Essas eram as mesmas disciplinas eletivas que a Iris. Rail não tinha nenhum motivo para mentir e parecia plausível.
— Ei, isso não é estranho? Por que ele escolheria Herbologia ao invés de Estudos Imperiais? Você sabe o que isso significa, Kururi-kun?
Poderia ser por que ele estava um pouco sonolento, mas as tensões de Rail pareciam ser um pouco mais altas do que o normal, o mesmo acontecia com a risada dele… de alguma forma estava diferente.
— Isso é incrível, realmente incrível. — Ele pegou o bisturi que criamos e olhou fixamente.
Eu agarrei o meu também e inspecionei. Para alguém que só havia aprendido ferraria a poucos anos, esse com certeza era um excelente trabalho que me fazia pensar como havia sido bom não ter negligenciado meu treinamento diário.
— Para algo assim, por que você não grava seu nome nele?
— O meu nome?
— Sim, bem, há uma espada que conheço a qual o ferreiro gravou seu nome, deixando sua marca na história da criação de espadas. Então, por que não fazemos isso? Vamos gravar seu nome e criar o legado de Kururi Helan!

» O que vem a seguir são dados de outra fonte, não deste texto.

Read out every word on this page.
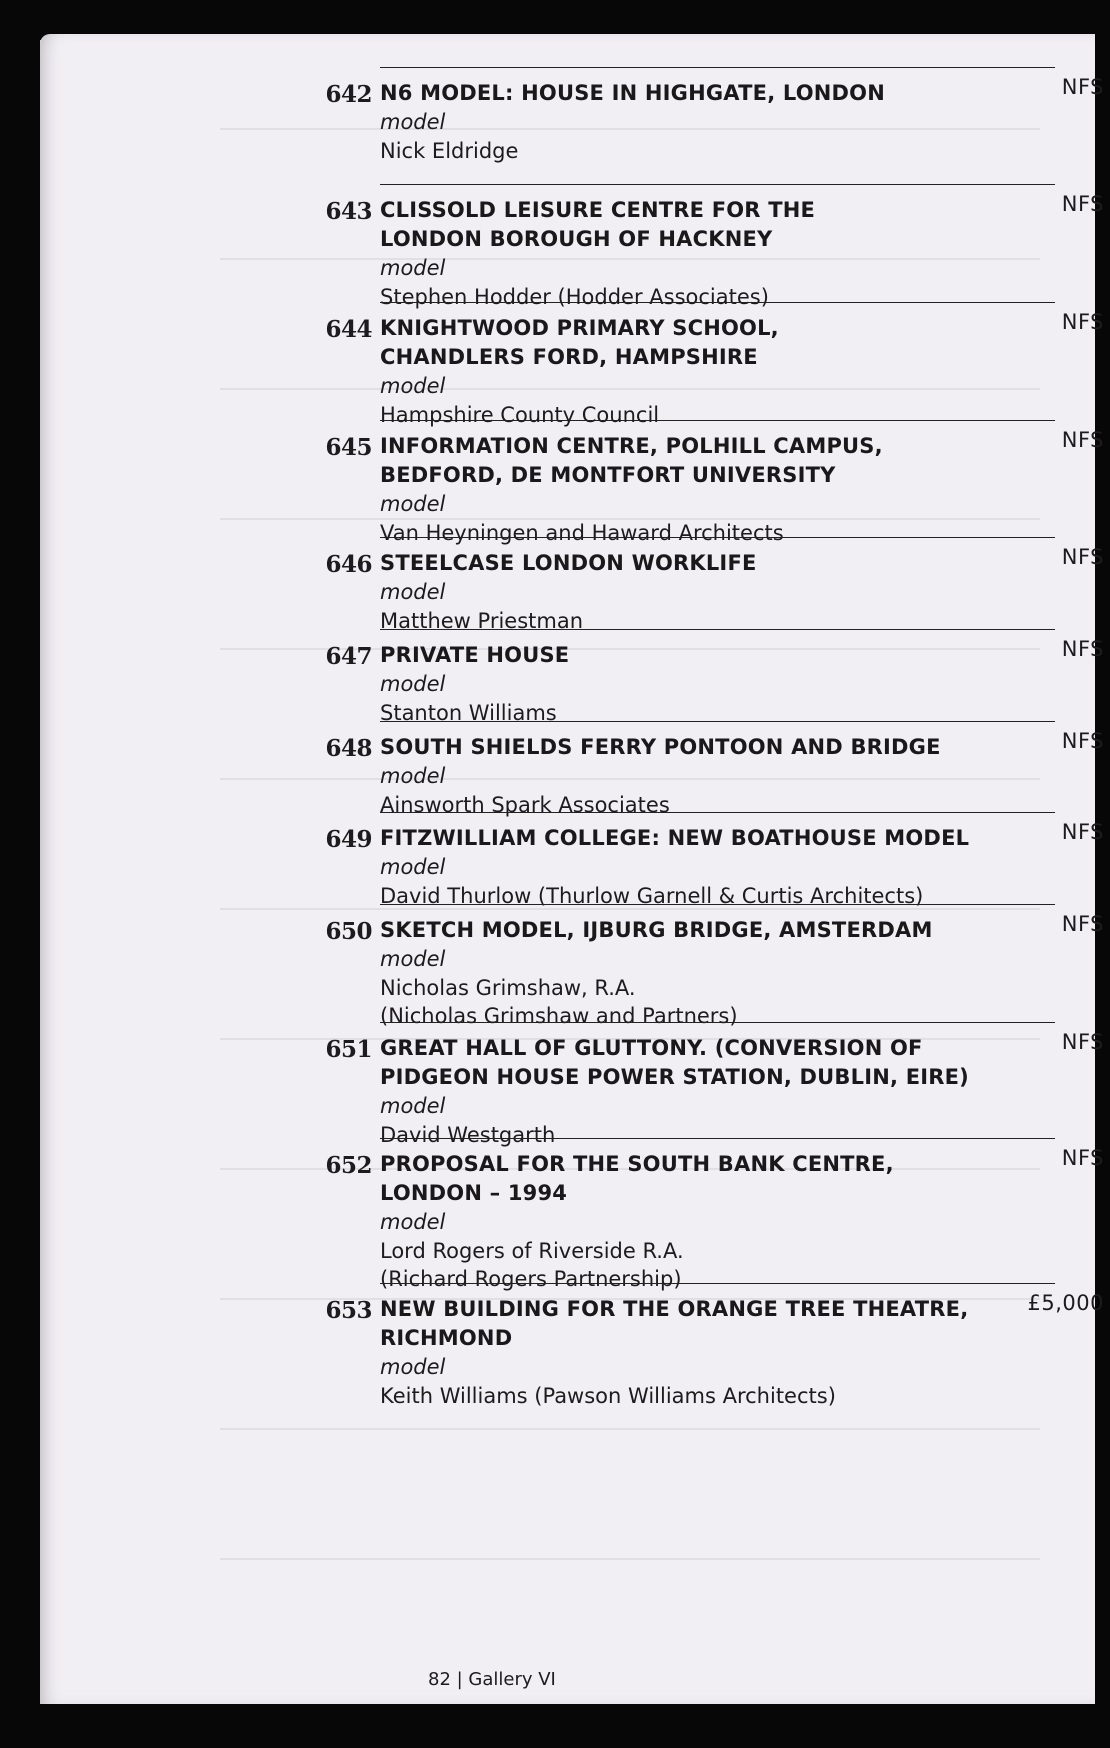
642	NFS
N6 MODEL: HOUSE IN HIGHGATE, LONDON
model
Nick Eldridge
643	NFS
CLISSOLD LEISURE CENTRE FOR THE
LONDON BOROUGH OF HACKNEY
model
Stephen Hodder (Hodder Associates)
644	NFS
KNIGHTWOOD PRIMARY SCHOOL,
CHANDLERS FORD, HAMPSHIRE
model
Hampshire County Council
645	NFS
INFORMATION CENTRE, POLHILL CAMPUS,
BEDFORD, DE MONTFORT UNIVERSITY
model
Van Heyningen and Haward Architects
646	NFS
STEELCASE LONDON WORKLIFE
model
Matthew Priestman
647	NFS
PRIVATE HOUSE
model
Stanton Williams
648	NFS
SOUTH SHIELDS FERRY PONTOON AND BRIDGE
model
Ainsworth Spark Associates
649	NFS
FITZWILLIAM COLLEGE: NEW BOATHOUSE MODEL
model
David Thurlow (Thurlow Garnell & Curtis Architects)
650	NFS
SKETCH MODEL, IJBURG BRIDGE, AMSTERDAM
model
Nicholas Grimshaw, R.A.
(Nicholas Grimshaw and Partners)
651	NFS
GREAT HALL OF GLUTTONY. (CONVERSION OF
PIDGEON HOUSE POWER STATION, DUBLIN, EIRE)
model
David Westgarth
652	NFS
PROPOSAL FOR THE SOUTH BANK CENTRE,
LONDON – 1994
model
Lord Rogers of Riverside R.A.
(Richard Rogers Partnership)
653	£5,000
NEW BUILDING FOR THE ORANGE TREE THEATRE,
RICHMOND
model
Keith Williams (Pawson Williams Architects)
82 | Gallery VI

— Eh?! De jeito nenhum, isso seria muito embaraçoso.
Isso era estranho. Com a tensão pairando no meio da noite, por que eu estava agindo todo embaraçado? Muito estranho.
— Bem, provavelmente é hora de parti. Recebi o que queria, mas ainda assim, tenho outro favor a lhe pedir.
— Sim?
— Grave seu nome em suas obras, é tudo o que eu peço, Kururi-kun.
Hã? — Enquanto pensava no assunto, Rail deu uma piscadela para mim.
… Eu acho que não tenho outra escolha. — Não parecia um grande problema. Levando algumas das minhas ferramentas a mão, esculpi o nome “Kururi Helan” . Claro, fiz questão de ser conservador e só fiz isso nos cantos.
— Cuide bem delas.
— Claro.
Rail voltou-se para mim com olhos felizes, que pareciam brilhar. — Bem, eu os fiz para você, então também fico feliz que tenha gostado.
— Wah, estou realmente cansado. Mesmo que tenhamos terminado agora, não posso nem pular de alegria.
— Sim, eu também estou. Acho que preciso dormir agora.
— Sim, também quero ír para cama, mas acho que vou tomar um outro banho primeiro.
Outro banho? Certamente, nós suamos muito, mas…
— Não, faça isso em seu próprio quarto.
— Ficamos acordados por muito tempo, então não tenho força física para voltar. Acho que não vou conseguir.
— Mas só tenho uma cama…
— Eu não me importo.
— É …assim? — NO QUE DIABOS FUI ME METERRRRRRRRRRR??